Les craintes sont de plus en plus vives pour les Arabes ahwazis placés en détention, des informations faisant état d'exécutions secrètes
Les autorités iraniennes doivent immédiatement révéler le sort réservé à des centaines de membres de la minorité ethnique des Arabes ahwazis, détenus sans possibilité de communiquer avec leurs familles ni de consulter leurs avocats, a déclaré Amnistie internationale après avoir appris que certains d’entre eux auraient été exécutés en secret.
Ces derniers jours, des militants arabes ahwazis à l'étranger ont déclaré à Amnistie internationale que 22 hommes, dont le militant de la société civile Mohammad Momeni Timas, ont été tués en secret.
Depuis le 24 septembre, jusqu'à 600 Arabes ahwazis sont détenus au secret, après un vaste coup de filet qui a fait suite à un attentat meurtrier perpétré à Ahvaz, capitale de la province du Khuzestan, deux jours auparavant.
« Si elle est confirmée, l’exécution secrète de ces hommes constituerait un crime de droit international, mais aussi une violation abjecte de leur droit à la vie et une parodie de justice, même au regard des normes sommaires du système judiciaire iranien, a déclaré Philip Luther, directeur de la recherche et du plaidoyer pour le Moyen-Orient et l’Afrique du Nord à Amnistie internationale.
« Il est difficile d'imaginer qu’ils aient pu bénéficier d'un procès équitable quelques semaines seulement après leur arrestation, et encore moins qu’ils aient eu la possibilité de faire appel de leurs condamnations à mort. »
Parmi les personnes exécutées secrètement figurerait Ahmad Heydari, 30 ans, qui tient une boutique de céramique, arrêté dans les jours qui ont suivi l'attentat perpétré à Ahvaz.
Ses proches n'ont eu aucune nouvelle de lui ni du lieu où il se trouvait jusqu'au 11 novembre, lorsqu'ils ont reçu un appel et ont été convoqués au centre d'information du ministère du Renseignement à Ahvaz. On leur a alors remis son certificat de décès, les informant qu'il avait été exécuté le 8 novembre.
Des responsables ont déclaré à la famille que sa dépouille ne serait pas restituée pour l'inhumer et qu'elle n'était pas autorisée à organiser un service funéraire pour lui.
Toutefois, le 12 novembre, le gouverneur de la province du Khuzestan a déclaré à l'Agence de presse de la République islamique d’Iran, gérée par l'État, que les informations faisant état de 22 détenus exécutés étaient des « mensonges éhontés ». Il a ajouté que les personnes arrêtées en lien avec l'attaque d'Ahvaz sont inculpées, mais n'a fourni aucun élément indiquant qu'elles ont comparu devant un tribunal.

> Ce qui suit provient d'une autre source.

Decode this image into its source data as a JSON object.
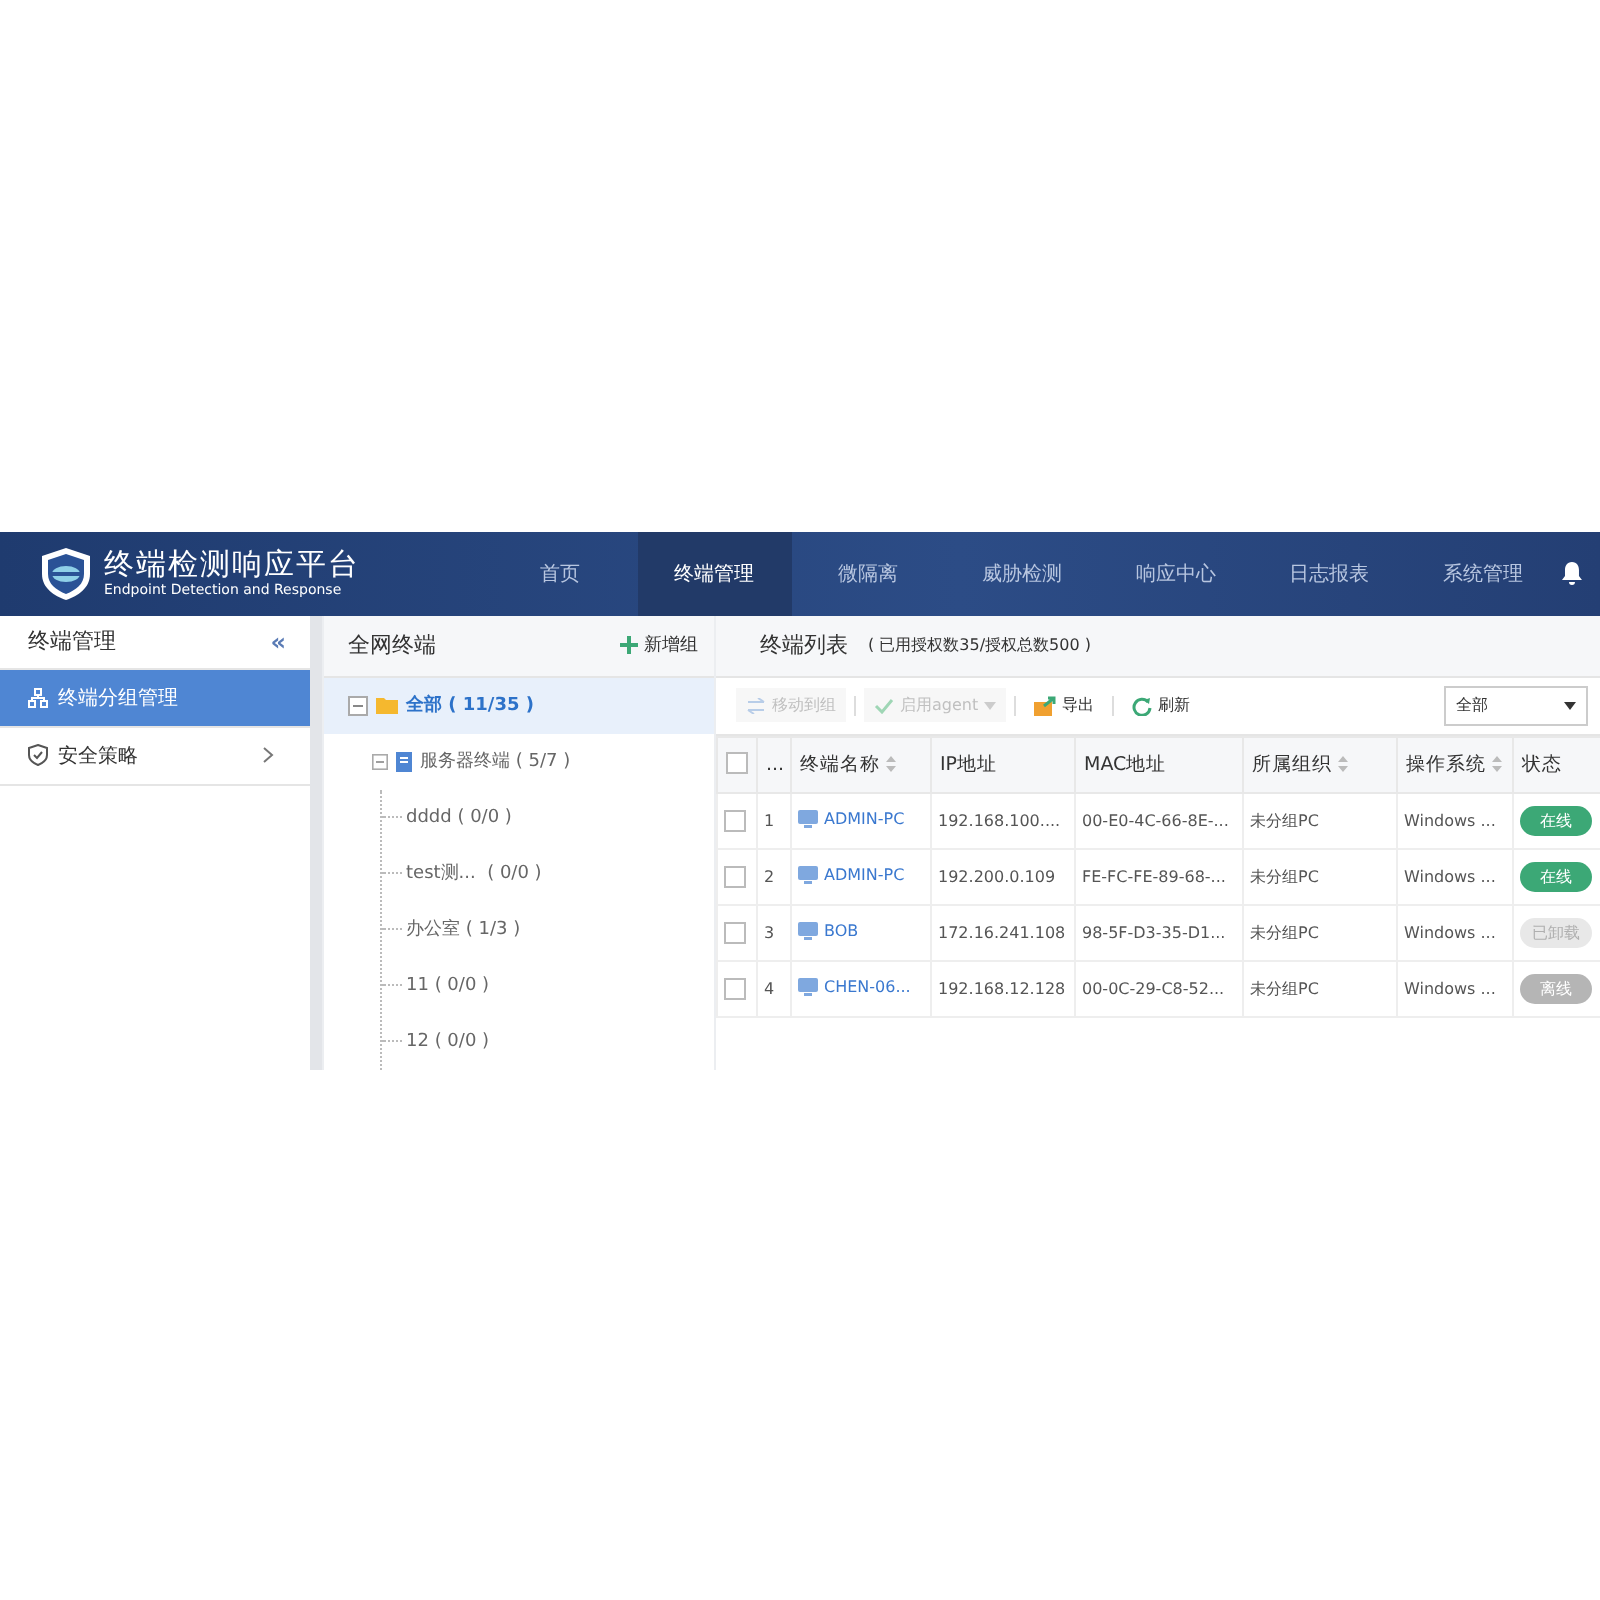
{
  "header": {
    "title": "终端检测响应平台",
    "subtitle": "Endpoint Detection and Response",
    "nav": [
      {
        "label": "首页",
        "selected": false
      },
      {
        "label": "终端管理",
        "selected": true
      },
      {
        "label": "微隔离",
        "selected": false
      },
      {
        "label": "威胁检测",
        "selected": false
      },
      {
        "label": "响应中心",
        "selected": false
      },
      {
        "label": "日志报表",
        "selected": false
      },
      {
        "label": "系统管理",
        "selected": false
      }
    ]
  },
  "sidebar": {
    "title": "终端管理",
    "collapse": "«",
    "items": [
      {
        "label": "终端分组管理",
        "selected": true,
        "expandable": false
      },
      {
        "label": "安全策略",
        "selected": false,
        "expandable": true
      }
    ]
  },
  "tree": {
    "title": "全网终端",
    "add_button": "新增组",
    "root": {
      "label": "全部 ( 11/35 )",
      "selected": true,
      "expanded": true,
      "children": [
        {
          "label": "服务器终端 ( 5/7 )",
          "selected": false,
          "expanded": true,
          "children": [
            {
              "label": "dddd ( 0/0 )",
              "selected": false
            },
            {
              "label": "test测...  ( 0/0 )",
              "selected": false
            },
            {
              "label": "办公室 ( 1/3 )",
              "selected": false
            },
            {
              "label": "11 ( 0/0 )",
              "selected": false
            },
            {
              "label": "12 ( 0/0 )",
              "selected": false
            }
          ]
        }
      ]
    }
  },
  "list": {
    "title": "终端列表",
    "license": "( 已用授权数35/授权总数500 )",
    "toolbar": [
      {
        "label": "移动到组",
        "kind": "move",
        "disabled": true,
        "dropdown": false
      },
      {
        "label": "启用agent",
        "kind": "enable",
        "disabled": true,
        "dropdown": true
      },
      {
        "label": "导出",
        "kind": "export",
        "disabled": false,
        "dropdown": false
      },
      {
        "label": "刷新",
        "kind": "refresh",
        "disabled": false,
        "dropdown": false
      }
    ],
    "filter": "全部",
    "select_all": {
      "checked": false
    },
    "columns": [
      {
        "label": "...",
        "sortable": false
      },
      {
        "label": "终端名称",
        "sortable": true
      },
      {
        "label": "IP地址",
        "sortable": false
      },
      {
        "label": "MAC地址",
        "sortable": false
      },
      {
        "label": "所属组织",
        "sortable": true
      },
      {
        "label": "操作系统",
        "sortable": true
      },
      {
        "label": "状态",
        "sortable": false
      }
    ],
    "rows": [
      {
        "checked": false,
        "index": "1",
        "name": "ADMIN-PC",
        "ip": "192.168.100....",
        "mac": "00-E0-4C-66-8E-...",
        "org": "未分组PC",
        "os": "Windows ...",
        "status": {
          "label": "在线",
          "kind": "online"
        }
      },
      {
        "checked": false,
        "index": "2",
        "name": "ADMIN-PC",
        "ip": "192.200.0.109",
        "mac": "FE-FC-FE-89-68-...",
        "org": "未分组PC",
        "os": "Windows ...",
        "status": {
          "label": "在线",
          "kind": "online"
        }
      },
      {
        "checked": false,
        "index": "3",
        "name": "BOB",
        "ip": "172.16.241.108",
        "mac": "98-5F-D3-35-D1...",
        "org": "未分组PC",
        "os": "Windows ...",
        "status": {
          "label": "已卸载",
          "kind": "uninstalled"
        }
      },
      {
        "checked": false,
        "index": "4",
        "name": "CHEN-06...",
        "ip": "192.168.12.128",
        "mac": "00-0C-29-C8-52...",
        "org": "未分组PC",
        "os": "Windows ...",
        "status": {
          "label": "离线",
          "kind": "offline"
        }
      }
    ]
  }
}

« En l'absence d’informations sur le sort qui a été réservé aux détenus dont on craint qu'ils n'aient été exécutés, ces dénégations du gouverneur n'apporteront guère de réconfort aux familles qui n’ont pas pu voir leurs proches depuis leur arrestation, ni savoir ce qu'il est advenu d’eux, a déclaré Philip Luther.
« Les exécutions signalées avivent nos craintes que des centaines d'autres Arabes ahwazis arrêtés au lendemain de l'attaque d'Ahvaz ne soient condamnés à mort ou à d'autres mauvais traitements. »
Amnistie internationale demande aux autorités iraniennes de révéler le sort réservé à tous les détenus sans plus attendre et de fournir des informations sur les procédures légales intentées jusqu'à présent. Elles doivent veiller à ce que les familles et les avocats puissent communiquer avec les détenus et à ce que ceux-ci soient protégés contre la torture et les mauvais traitements.
Amnistie internationale leur demande aussi de libérer immédiatement et sans condition tous les Arabes ahwazis détenus uniquement pour avoir exercé sans violence leur droit à la liberté d'expression, d'association ou de réunion pacifique, ou en raison de leur identité ethnique.
« Si les autorités iraniennes ont le devoir de traduire en justice dans le cadre de procès équitables toute personne soupçonnée de responsabilité pénale dans l'attaque perpétrée à Ahvaz, elles ne doivent pas s'en servir comme d'une excuse pour mener une purge contre les membres de la minorité ethnique des Arabes ahwazis, persécutés en Iran », a déclaré Philip Luther.
Amnistie internationale s’oppose à la peine de mort en toutes circonstances et sans aucune exception, quelles que soient la nature de l'infraction commise, la situation particulière de son auteur présumé ou la méthode d’exécution utilisée par l’État. La peine de mort est une violation du droit à la vie et constitue le châtiment le plus cruel, inhumain et dégradant qui soit.